Step 4 – Confirm that the label limits sharing
We can see the labels have been applied but do they perform the purpose we want to them to? To check this, we can try to share our Incident Response Policy with firstname.lastname@example.org, a user outside of our organization.
As you can see, I am being blocked from sharing the file with the sharing pop-up showing the warning that ‘You can only share within your organization.’
This means that the label is doing what we intended it to do and even limiting the Global Admin from mistakenly sharing out sensitive information.
Step 5 - Monitoring – Auditing
Viewing the sensitivity labels in the library in question gives us the peace of mind that our documents have been labelled, but when you’re dealing with large amounts of data over time, you may want to audit the impact of setting default labels.
To ensure that you are able to use the auditing feature, connect to the Exchange Online module in PowerShell and run the following command:
Get-AdminAuditLogConfig | Format-ListUnifiedAuditLogIngestionEnabled
If the result returns ‘False’ you can use the following to enable the unified audit log for your organization:
To perform this action, you will need to be assigned the Exchange Admin or Audit Log role in Exchange Online. To find out more about this, you can review this Microsoft Learn article.
In Microsoft Purview, go to the audit logs and configure your search parameters to search for ‘Applied sensitivity label to file’ under the ‘Activities’ section.

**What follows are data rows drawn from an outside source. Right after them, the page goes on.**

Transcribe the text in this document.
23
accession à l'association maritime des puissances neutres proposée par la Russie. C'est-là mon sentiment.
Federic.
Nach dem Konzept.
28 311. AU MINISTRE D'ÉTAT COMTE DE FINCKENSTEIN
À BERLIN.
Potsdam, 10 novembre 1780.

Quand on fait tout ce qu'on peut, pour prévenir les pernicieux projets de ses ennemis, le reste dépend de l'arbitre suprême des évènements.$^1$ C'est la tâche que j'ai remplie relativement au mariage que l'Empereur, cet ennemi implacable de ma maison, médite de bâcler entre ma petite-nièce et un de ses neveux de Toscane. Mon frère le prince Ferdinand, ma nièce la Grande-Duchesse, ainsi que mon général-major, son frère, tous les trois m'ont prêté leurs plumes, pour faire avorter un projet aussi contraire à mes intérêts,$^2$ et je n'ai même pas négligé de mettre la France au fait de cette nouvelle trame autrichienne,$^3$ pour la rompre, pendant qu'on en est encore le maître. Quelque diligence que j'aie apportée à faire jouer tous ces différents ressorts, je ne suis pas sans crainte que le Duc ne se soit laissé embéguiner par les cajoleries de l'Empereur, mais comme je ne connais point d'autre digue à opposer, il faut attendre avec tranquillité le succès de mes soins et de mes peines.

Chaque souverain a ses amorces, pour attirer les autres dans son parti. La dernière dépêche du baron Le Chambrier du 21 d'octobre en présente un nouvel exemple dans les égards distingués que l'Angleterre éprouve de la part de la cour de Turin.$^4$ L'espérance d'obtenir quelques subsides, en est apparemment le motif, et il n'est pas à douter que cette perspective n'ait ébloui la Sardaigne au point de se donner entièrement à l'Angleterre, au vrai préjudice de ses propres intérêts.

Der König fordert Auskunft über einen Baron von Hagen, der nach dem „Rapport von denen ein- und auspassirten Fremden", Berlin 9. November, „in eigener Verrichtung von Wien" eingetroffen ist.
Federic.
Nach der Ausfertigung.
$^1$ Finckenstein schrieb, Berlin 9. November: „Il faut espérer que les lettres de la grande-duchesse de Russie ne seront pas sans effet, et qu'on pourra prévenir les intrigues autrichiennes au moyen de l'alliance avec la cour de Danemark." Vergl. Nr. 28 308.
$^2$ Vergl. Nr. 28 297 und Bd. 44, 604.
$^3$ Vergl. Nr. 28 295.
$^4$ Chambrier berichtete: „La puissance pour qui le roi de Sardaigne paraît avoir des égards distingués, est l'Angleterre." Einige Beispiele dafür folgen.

Make sure to also to provide an appropriate start and end date for your search.
In our search parameters, we have specified the Employee Resources site where our policies and procedures have been hosted and given the search a name of ‘Employee Resources | Sensitivity Labels’. Once you hit search, the new audit will be queued up and, once completed, you will be able to open and review the results.
When reviewing the search results, open up the details pane of any of your items and scroll down to the SensitivityLabelEventData section and look for the ActionSourceDetails value. If this value is 6 it indicates that the sensitivity label was applied as a result of the library’s default sensitivity label.
When dealing with any compliance implementations, it’s important to ensure that the correct information is targeted and that the users feel as little impact as possible when it comes to their ability to collaborate in their various capacities both internally and externally for your business. There is nothing worse than not being able to work due to a limitation that has been implemented incorrectly.
When planning to secure SharePoint document libraries, be sure to understand the sensitivity labels you want to implement, how this affects users' ability to work, and how this lines up with the business requirements.
Stepping through working with the sensitivity labels once they have been applied to a library and ensuring that the perform the intended function is critical. A great way to do this is to nominate a user in your organization that will be directly affected by this and have them give feedback of their experience. They will often pick up issues that the SharePoint admin may miss.
Creating clear information regarding the sensitivity labels you choose and having that information readily available to the organization is critical. If people don’t understand why this is implemented and what it means, they are likely to find an alternative that could render your efforts null and void.
Labels upon labels
Less is more when it comes to the sensitivity labels that users have available to them. If there are too many sensitivity labels with only slightly different purposes, consider consolidating them, giving your users simple choices to make if the default sensitivity label doesn’t meet their requirements.